Reporters of the next war - the person being interviewed wondered why it wasn't happening now, as these devices are available now - will use small, book sized remote controlled airplanes (I guess you'd call them "airplanes") outfitted with video cameras and transmitters that fly low into the middle of a battle sending back real time video. That's a revolution - war and all that - but it will be a revolution permeating everything and affecting everyone. My posting photographs, you posting photographs, is a first toe in the water. What does the world look like when you can stream video 7X24 from a head set, from a civilian model of the "flying book", from a button size camera hidden somewhere behind a wall, $29.95, gift wrapped at Wal-Mart? From Oakland. From Baghdad. Don't know.

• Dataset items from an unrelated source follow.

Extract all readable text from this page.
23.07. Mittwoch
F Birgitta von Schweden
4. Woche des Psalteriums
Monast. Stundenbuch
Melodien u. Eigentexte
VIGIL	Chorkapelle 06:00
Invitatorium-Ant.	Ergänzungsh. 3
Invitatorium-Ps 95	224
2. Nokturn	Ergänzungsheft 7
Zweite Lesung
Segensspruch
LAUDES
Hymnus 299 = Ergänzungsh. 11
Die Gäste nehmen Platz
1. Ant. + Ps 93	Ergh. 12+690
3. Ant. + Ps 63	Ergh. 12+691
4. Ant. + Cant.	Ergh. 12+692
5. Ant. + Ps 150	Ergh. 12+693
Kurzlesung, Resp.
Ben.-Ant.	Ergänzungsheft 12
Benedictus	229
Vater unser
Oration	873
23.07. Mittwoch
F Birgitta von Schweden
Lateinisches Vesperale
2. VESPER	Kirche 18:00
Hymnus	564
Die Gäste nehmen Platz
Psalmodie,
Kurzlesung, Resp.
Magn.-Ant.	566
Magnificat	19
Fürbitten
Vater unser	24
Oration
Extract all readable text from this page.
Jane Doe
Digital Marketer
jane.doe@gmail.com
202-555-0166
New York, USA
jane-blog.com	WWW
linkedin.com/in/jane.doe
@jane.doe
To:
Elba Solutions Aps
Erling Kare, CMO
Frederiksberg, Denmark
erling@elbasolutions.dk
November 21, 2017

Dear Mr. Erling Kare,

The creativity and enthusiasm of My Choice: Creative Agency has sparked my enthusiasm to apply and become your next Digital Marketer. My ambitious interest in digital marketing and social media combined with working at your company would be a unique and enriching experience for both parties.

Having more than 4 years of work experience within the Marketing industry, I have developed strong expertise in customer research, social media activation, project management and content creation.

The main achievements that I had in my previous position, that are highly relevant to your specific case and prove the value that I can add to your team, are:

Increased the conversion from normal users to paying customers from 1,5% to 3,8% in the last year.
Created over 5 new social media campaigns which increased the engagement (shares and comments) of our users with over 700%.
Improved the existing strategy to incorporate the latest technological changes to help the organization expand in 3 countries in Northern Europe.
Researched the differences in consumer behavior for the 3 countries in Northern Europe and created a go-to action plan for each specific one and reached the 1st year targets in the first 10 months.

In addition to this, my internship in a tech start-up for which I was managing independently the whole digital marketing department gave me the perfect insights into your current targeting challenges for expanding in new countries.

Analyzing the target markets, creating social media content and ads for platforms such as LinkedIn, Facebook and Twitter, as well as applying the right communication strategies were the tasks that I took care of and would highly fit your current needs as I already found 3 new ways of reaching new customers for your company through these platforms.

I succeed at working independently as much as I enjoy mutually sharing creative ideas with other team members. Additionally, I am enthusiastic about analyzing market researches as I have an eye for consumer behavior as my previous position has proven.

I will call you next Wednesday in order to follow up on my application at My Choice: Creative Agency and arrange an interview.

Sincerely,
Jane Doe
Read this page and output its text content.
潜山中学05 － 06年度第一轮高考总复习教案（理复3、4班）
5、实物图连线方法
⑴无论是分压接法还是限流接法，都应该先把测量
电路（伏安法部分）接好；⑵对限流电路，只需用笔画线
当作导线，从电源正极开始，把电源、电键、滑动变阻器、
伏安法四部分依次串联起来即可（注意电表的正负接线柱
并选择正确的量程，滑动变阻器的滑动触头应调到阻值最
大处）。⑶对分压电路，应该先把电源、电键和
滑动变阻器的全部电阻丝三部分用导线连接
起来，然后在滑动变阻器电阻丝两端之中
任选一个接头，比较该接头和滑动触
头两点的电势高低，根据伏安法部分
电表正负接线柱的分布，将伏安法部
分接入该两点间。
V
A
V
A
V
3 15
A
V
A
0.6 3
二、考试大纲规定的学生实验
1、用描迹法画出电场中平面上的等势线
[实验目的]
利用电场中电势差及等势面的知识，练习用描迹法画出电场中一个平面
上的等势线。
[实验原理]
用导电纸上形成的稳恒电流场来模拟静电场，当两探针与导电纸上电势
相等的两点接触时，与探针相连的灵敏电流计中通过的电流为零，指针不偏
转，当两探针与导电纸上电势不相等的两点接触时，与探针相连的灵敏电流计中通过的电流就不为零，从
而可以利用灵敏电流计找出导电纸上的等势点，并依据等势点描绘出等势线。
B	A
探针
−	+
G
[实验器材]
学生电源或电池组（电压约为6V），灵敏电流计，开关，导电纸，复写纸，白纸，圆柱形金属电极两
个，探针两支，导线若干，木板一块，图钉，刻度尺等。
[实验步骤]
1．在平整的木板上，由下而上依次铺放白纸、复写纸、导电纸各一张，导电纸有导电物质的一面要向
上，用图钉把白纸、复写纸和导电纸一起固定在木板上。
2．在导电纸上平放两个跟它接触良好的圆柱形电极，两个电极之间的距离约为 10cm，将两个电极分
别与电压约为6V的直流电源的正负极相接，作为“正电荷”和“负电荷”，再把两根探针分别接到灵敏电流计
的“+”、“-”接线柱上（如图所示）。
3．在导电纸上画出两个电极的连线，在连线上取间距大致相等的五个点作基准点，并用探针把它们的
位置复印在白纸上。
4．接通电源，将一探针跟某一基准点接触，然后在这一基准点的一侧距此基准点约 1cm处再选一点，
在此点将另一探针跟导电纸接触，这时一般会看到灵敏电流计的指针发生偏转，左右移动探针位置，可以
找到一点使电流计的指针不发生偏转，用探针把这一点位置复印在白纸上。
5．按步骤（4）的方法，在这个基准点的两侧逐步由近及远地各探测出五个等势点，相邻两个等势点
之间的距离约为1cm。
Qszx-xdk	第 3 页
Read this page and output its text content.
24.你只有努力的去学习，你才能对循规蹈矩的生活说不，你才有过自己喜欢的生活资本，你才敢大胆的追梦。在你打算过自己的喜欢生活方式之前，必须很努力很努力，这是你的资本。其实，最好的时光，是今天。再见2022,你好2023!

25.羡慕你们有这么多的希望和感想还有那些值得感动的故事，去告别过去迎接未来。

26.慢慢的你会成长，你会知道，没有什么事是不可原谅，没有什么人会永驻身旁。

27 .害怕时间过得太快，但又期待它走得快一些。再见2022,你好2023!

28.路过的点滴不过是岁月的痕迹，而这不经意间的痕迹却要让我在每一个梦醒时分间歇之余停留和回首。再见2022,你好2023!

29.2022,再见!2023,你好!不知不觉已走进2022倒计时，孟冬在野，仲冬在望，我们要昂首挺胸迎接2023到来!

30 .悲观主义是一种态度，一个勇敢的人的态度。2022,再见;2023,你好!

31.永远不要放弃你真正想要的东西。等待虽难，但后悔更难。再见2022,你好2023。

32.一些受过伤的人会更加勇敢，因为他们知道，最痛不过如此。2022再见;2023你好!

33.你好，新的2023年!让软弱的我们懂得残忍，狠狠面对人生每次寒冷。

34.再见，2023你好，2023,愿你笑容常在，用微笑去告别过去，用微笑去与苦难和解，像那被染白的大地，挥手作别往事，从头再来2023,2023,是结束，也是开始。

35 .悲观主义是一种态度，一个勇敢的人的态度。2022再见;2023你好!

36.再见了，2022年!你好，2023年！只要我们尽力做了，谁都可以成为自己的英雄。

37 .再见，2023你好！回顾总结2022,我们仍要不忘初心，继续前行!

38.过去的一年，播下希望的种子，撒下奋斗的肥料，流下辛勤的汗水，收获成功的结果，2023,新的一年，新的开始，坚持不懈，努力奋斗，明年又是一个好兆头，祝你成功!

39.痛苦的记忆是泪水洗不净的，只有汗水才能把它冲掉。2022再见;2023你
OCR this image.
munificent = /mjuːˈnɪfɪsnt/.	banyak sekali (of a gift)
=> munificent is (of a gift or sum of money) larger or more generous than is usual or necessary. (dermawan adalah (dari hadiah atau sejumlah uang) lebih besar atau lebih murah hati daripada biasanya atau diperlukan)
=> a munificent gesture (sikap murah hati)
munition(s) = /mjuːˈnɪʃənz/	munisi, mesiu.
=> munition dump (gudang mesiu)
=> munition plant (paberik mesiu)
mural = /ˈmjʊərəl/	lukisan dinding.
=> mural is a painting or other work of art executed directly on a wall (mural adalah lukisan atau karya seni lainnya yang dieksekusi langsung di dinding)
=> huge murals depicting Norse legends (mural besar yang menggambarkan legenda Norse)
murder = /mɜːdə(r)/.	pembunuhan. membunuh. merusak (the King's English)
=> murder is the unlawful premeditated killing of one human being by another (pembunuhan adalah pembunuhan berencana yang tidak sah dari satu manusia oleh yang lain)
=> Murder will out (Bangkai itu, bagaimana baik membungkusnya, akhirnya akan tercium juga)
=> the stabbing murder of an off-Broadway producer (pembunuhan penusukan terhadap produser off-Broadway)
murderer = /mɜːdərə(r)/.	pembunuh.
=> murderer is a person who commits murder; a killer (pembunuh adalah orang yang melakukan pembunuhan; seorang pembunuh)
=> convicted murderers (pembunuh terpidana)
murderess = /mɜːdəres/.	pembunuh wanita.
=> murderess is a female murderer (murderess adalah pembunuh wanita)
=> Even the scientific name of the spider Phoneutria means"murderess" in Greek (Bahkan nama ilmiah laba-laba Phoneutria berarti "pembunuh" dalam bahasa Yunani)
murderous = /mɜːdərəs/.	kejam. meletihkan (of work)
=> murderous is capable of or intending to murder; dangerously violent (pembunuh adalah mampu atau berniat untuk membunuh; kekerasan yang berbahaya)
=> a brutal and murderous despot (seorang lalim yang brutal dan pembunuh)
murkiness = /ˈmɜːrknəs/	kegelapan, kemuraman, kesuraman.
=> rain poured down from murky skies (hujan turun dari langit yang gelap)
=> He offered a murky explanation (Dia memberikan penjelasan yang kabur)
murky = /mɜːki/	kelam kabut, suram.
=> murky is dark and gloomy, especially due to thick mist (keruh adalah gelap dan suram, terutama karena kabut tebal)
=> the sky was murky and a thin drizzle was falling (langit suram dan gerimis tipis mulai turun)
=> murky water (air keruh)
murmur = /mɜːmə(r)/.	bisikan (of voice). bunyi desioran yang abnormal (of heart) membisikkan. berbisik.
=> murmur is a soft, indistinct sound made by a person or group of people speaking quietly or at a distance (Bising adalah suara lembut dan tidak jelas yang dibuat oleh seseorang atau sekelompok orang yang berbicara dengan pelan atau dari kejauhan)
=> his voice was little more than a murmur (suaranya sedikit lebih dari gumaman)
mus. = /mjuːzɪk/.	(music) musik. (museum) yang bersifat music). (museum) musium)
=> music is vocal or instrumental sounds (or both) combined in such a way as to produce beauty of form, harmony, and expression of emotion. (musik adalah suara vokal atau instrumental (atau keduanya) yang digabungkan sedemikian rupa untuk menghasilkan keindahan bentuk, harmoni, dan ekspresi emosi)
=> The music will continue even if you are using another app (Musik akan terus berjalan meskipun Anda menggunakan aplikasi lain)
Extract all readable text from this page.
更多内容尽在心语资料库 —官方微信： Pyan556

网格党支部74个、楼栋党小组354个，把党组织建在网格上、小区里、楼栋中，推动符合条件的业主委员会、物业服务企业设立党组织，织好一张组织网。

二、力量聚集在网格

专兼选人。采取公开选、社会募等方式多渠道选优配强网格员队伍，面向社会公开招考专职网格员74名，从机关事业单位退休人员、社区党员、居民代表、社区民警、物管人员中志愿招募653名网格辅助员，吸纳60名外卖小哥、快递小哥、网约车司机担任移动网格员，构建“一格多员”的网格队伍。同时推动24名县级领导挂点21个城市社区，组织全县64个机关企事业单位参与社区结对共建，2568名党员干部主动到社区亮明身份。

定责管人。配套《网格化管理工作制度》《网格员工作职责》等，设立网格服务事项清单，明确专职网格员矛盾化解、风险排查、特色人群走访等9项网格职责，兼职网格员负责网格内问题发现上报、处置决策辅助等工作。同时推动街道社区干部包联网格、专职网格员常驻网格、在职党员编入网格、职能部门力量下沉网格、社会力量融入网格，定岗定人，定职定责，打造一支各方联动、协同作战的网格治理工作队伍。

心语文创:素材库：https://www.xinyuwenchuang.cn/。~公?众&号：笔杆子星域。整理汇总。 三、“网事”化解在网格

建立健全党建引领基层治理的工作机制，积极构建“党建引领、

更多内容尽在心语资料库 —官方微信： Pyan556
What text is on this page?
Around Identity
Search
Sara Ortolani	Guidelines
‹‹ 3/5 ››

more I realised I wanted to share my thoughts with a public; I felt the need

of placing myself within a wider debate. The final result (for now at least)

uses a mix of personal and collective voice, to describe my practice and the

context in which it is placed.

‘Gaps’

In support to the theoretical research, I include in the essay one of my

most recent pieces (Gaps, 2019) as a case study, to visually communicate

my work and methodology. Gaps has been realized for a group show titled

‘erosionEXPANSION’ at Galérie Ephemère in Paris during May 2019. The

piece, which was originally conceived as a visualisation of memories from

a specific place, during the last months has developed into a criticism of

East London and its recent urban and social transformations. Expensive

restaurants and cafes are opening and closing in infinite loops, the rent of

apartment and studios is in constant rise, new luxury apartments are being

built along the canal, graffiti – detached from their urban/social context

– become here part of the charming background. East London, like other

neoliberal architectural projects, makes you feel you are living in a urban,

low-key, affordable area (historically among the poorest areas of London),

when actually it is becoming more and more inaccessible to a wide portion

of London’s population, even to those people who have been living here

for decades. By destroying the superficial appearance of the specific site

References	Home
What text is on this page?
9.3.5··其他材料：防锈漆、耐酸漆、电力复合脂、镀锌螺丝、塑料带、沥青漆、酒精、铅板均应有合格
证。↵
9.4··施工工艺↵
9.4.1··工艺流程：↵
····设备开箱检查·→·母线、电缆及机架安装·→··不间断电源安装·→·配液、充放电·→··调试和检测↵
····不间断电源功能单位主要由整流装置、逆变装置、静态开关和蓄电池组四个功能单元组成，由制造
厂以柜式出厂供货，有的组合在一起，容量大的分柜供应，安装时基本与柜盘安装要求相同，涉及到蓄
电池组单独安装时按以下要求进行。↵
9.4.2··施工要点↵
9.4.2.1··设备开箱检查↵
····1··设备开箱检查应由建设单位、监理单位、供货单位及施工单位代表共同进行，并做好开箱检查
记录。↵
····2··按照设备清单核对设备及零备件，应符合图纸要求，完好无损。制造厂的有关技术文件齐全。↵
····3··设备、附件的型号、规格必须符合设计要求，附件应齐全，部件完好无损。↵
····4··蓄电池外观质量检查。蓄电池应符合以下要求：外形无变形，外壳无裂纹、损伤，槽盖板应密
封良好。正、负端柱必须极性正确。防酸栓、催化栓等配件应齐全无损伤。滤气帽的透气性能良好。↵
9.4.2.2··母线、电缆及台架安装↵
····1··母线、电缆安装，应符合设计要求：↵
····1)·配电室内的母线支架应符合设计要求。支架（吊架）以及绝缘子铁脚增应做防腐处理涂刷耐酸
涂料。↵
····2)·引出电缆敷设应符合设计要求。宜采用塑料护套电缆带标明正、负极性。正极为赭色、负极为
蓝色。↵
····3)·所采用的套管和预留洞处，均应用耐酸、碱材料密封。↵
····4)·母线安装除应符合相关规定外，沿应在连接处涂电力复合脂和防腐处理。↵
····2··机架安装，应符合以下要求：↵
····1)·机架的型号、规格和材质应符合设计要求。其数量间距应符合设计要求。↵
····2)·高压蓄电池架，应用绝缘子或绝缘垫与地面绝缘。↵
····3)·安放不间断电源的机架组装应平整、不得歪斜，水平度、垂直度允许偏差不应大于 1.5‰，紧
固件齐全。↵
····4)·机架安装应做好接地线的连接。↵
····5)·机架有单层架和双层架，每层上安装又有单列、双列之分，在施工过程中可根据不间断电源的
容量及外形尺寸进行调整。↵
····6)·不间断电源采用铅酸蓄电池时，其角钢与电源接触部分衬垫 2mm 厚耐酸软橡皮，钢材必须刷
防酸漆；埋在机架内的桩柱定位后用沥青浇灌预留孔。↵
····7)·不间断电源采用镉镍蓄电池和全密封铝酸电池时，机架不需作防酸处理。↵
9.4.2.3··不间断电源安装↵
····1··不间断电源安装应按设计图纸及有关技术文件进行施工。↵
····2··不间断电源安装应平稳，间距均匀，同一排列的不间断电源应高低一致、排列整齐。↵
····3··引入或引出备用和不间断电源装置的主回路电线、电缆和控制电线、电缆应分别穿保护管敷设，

Not sure I want to.

An element of the late sixties, early seventies freak movement wanted to escape society and split for the back country. Back to the land, back to the basics. Young, idealistic, "stupid", some thought, most of the attempts seemed to end in abject failure, but still, people freaked by the world surrounding them attempting something different. I wrinkled my nose at the time, but with a tinge of sympathy. Thoreau, after all, sits on book shelves in the city.

I had two reactions, this morning: One, to pack the car (if I ever buy it) and join them. Find a rabbit hole in the Oregon DSL woods (sorry, Oregon). Someplace seemingly safe with an internet window to watch it all unfolding. My second thought was to buy one of those swell wireless flying thingies, connect it to the web and join the revolution. You get dingy as you get older, I guess, walking home, head numb and tingling, dizzy, from breakfast.

 
The photograph was taken at the San Francisco Chinese New Year Parade.